Mes chaussures crissent sous les graviers qui parsèment le sol tandis que la chute inexorable de gouttes d’eau s’échappant des tuyaux d’évacuation résonne comme un métronome dans ces lieux obscurs. Une légère lumière diffuse apparaît devant moi. J’écarte les bâches en plastique qui protège son cocon et découvre un Harry penché sur son travail. Pas un seul recoin de son terrain de jeu est libre. Des inventions de toutes les formes occupent chaque espace disponible. Je n’ai aucun doute qu’elles changeront la face du monde une fois terminées.
- Ah ! Te voilà !, m’accueille-t-il.
- Alors… Il est où ce cadeau ?
Il s’écarte et me présente une sorte de casque dont une myriade de fils s’échappe.
- Tada !
- Euh… Tu m’as construit un déguisement de Méduse ?
Mon sarcasme n’altère pas son enthousiasme. Il me tire par la main pour me rapprocher de cette chose.
- Ce que tu appelles un déguisement, j’y travaille depuis des années.
- Pas sur son apparence en tout cas…
- Je préfère donner du travail au service marketing.
- Charitable de ta part.
- Je sais. Maintenant, savoure ton cadeau !
- Je ne demande que ça. Encore faudrait-il que je sache ce que c’est…
Harry perd son regard taquin pour me fixer plus sérieusement en serrant mes mains dans les siennes.
- Ily… Je sais que c’est difficile pour toi de fêter ton anniversaire sans ton père. C’est pour ça que j’ai voulu te donner l’occasion de le revoir.
- Qu… Quoi ?
- Cette machine… Elle te permet de revivre un souvenir.

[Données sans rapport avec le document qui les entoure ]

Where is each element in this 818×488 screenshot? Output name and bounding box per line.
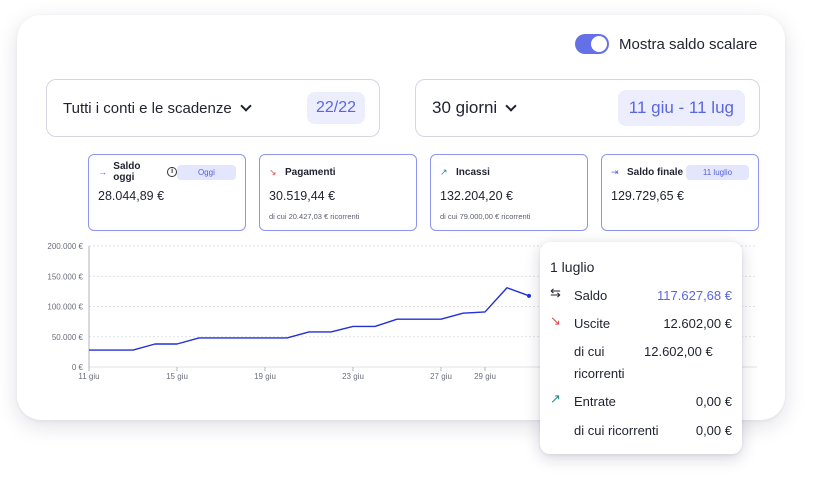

Je détache mon regard de mon brillant petit ami pour regarder d’un œil neuf cette montagne de technologie.
- Comment ?
- Grâce à toi. Ou à tes recherches plus précisément.
- Le millepertuis, je devine.
- Exactement ! Ses actifs sur le cerveau peuvent être dirigés vers l’hippocampe qui s’occupe de gérer la mémoire et raviver des connexions qui se sont estompées avec le temps.
- Harry… C’est…
- Génial ? Je sais. Je l’ai construite en pensant à toi mais, plus j’y travaillais, plus je voyais ses possibilités ! Soulager des patients avec des problèmes neurologiques ou ceux qui souffrent de stress post-traumatiques !

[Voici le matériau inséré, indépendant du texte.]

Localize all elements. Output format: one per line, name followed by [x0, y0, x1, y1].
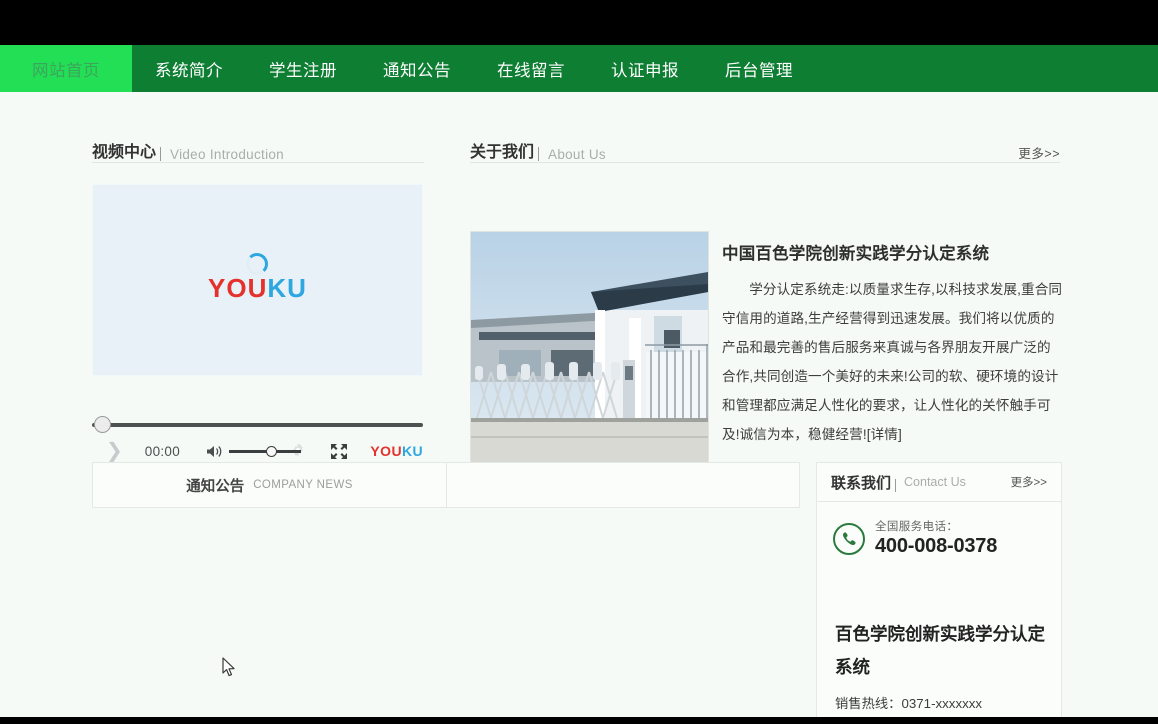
news-section: 通知公告 COMPANY NEWS [92, 462, 800, 508]
nav-item-online-message[interactable]: 在线留言 [474, 45, 588, 92]
fullscreen-icon[interactable] [330, 443, 348, 460]
about-photo [470, 231, 709, 465]
youku-logo-you: YOU [208, 273, 268, 303]
nav-item-label: 网站首页 [32, 61, 100, 80]
volume-icon[interactable] [206, 444, 223, 459]
nav-item-label: 学生注册 [269, 61, 337, 80]
video-section-header: 视频中心 Video Introduction [92, 132, 424, 163]
video-progress-bar[interactable] [92, 416, 423, 433]
youku-logo-ku: KU [267, 273, 307, 303]
youku-watermark: YOUKU [370, 443, 423, 459]
video-current-time: 00:00 [144, 443, 181, 459]
page-viewport: 网站首页 系统简介 学生注册 通知公告 在线留言 认证申报 后台管理 视频中心 … [0, 45, 1158, 717]
youku-watermark-ku: KU [401, 443, 423, 459]
volume-slider[interactable] [229, 444, 302, 458]
main-navigation: 网站首页 系统简介 学生注册 通知公告 在线留言 认证申报 后台管理 [0, 45, 1158, 92]
about-detail-link[interactable]: [详情] [867, 427, 902, 442]
nav-item-system-intro[interactable]: 系统简介 [132, 45, 246, 92]
video-section-title-cn: 视频中心 [92, 138, 162, 162]
news-tab-announcements[interactable]: 通知公告 COMPANY NEWS [93, 463, 447, 507]
play-icon[interactable]: ❯ [106, 441, 123, 461]
nav-item-label: 通知公告 [383, 61, 451, 80]
phone-icon [833, 523, 865, 555]
nav-item-certification-apply[interactable]: 认证申报 [588, 45, 702, 92]
loading-spinner-icon [245, 253, 268, 275]
contact-section: 联系我们 Contact Us 更多>> 全国服务电话： 400-008-037… [816, 462, 1062, 717]
hotline-label: 全国服务电话： [875, 521, 959, 533]
contact-title-cn: 联系我们 [831, 472, 897, 493]
video-player[interactable]: YOUKU [92, 184, 423, 376]
video-progress-track[interactable] [92, 423, 423, 427]
video-section-title-en: Video Introduction [170, 147, 284, 162]
youku-logo: YOUKU [93, 273, 422, 304]
about-section-title-cn: 关于我们 [470, 138, 540, 162]
news-tab-label-en: COMPANY NEWS [253, 479, 353, 491]
browser-chrome-bottom [0, 717, 1158, 724]
contact-more-link[interactable]: 更多>> [1011, 474, 1047, 490]
nav-item-admin[interactable]: 后台管理 [702, 45, 816, 92]
youku-watermark-you: YOU [370, 443, 402, 459]
about-body-paragraph: 学分认定系统走:以质量求生存,以科技求发展,重合同守信用的道路,生产经营得到迅速… [722, 282, 1063, 442]
page-root: 网站首页 系统简介 学生注册 通知公告 在线留言 认证申报 后台管理 视频中心 … [0, 0, 1158, 724]
news-tab-label-cn: 通知公告 [186, 478, 245, 495]
about-heading: 中国百色学院创新实践学分认定系统 [722, 245, 990, 263]
hotline-text: 全国服务电话： 400-008-0378 [875, 518, 997, 558]
contact-section-header: 联系我们 Contact Us 更多>> [817, 463, 1061, 502]
nav-item-student-register[interactable]: 学生注册 [246, 45, 360, 92]
browser-chrome-top [0, 0, 1158, 45]
volume-slider-handle[interactable] [266, 446, 278, 457]
nav-item-home[interactable]: 网站首页 [0, 45, 132, 92]
about-more-link[interactable]: 更多>> [1018, 143, 1060, 162]
about-section-title-en: About Us [548, 147, 606, 162]
hotline-row: 全国服务电话： 400-008-0378 [833, 518, 997, 558]
organization-name: 百色学院创新实践学分认定系统 [835, 624, 1045, 677]
contact-details-list: 销售热线：0371-xxxxxxx 传真：0371-xxxxxx 电子邮箱：xx… [835, 691, 1061, 717]
nav-item-label: 后台管理 [725, 61, 793, 80]
nav-item-label: 在线留言 [497, 61, 565, 80]
video-progress-handle[interactable] [94, 416, 111, 433]
contact-detail-sales: 销售热线：0371-xxxxxxx [835, 696, 983, 711]
about-section-header: 关于我们 About Us 更多>> [470, 132, 1060, 163]
volume-slider-track [229, 450, 302, 453]
nav-item-label: 认证申报 [611, 61, 679, 80]
hotline-number: 400-008-0378 [875, 535, 998, 557]
nav-item-label: 系统简介 [155, 61, 223, 80]
contact-title-en: Contact Us [904, 475, 966, 489]
page-content: 视频中心 Video Introduction 关于我们 About Us 更多… [0, 92, 1158, 717]
about-body-text: 学分认定系统走:以质量求生存,以科技求发展,重合同守信用的道路,生产经营得到迅速… [722, 275, 1064, 449]
nav-item-announcements[interactable]: 通知公告 [360, 45, 474, 92]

Voir Harry parler avec tant de ferveur d’un projet qui lui tient à cœur est l’un de mes spectacles favori. Sa passion et l’envie infinie d’aider les autres se reflètent dans ses yeux.
- Elle fonctionne ?
- Oui. Je la teste depuis des mois.
- Ah ! C’est pour ça qu’on a des problèmes de pics d’électricité avec la ville ?
Son air étonné me laisse penser que je ne suis pas aussi clairvoyante que je le pense.
- Cette machine n’utilise qu’une dose infime d’électricité pour ne pas endommager le cerveau.
- Oh… Il faut vraiment que j’en parle avec Greg quand j’arriverais à le joindre.
- Il travaille comme un dingue en ce moment.
- Je sais… Quel souvenir tu as visité, toi ?
- Tu es bien curieuse !
- Oui. Aurais-tu quelque chose à me cacher ?
Il rit nerveusement en se frottant la barbe.
- Si tu promets de ne pas te foutre de moi, je te le dis.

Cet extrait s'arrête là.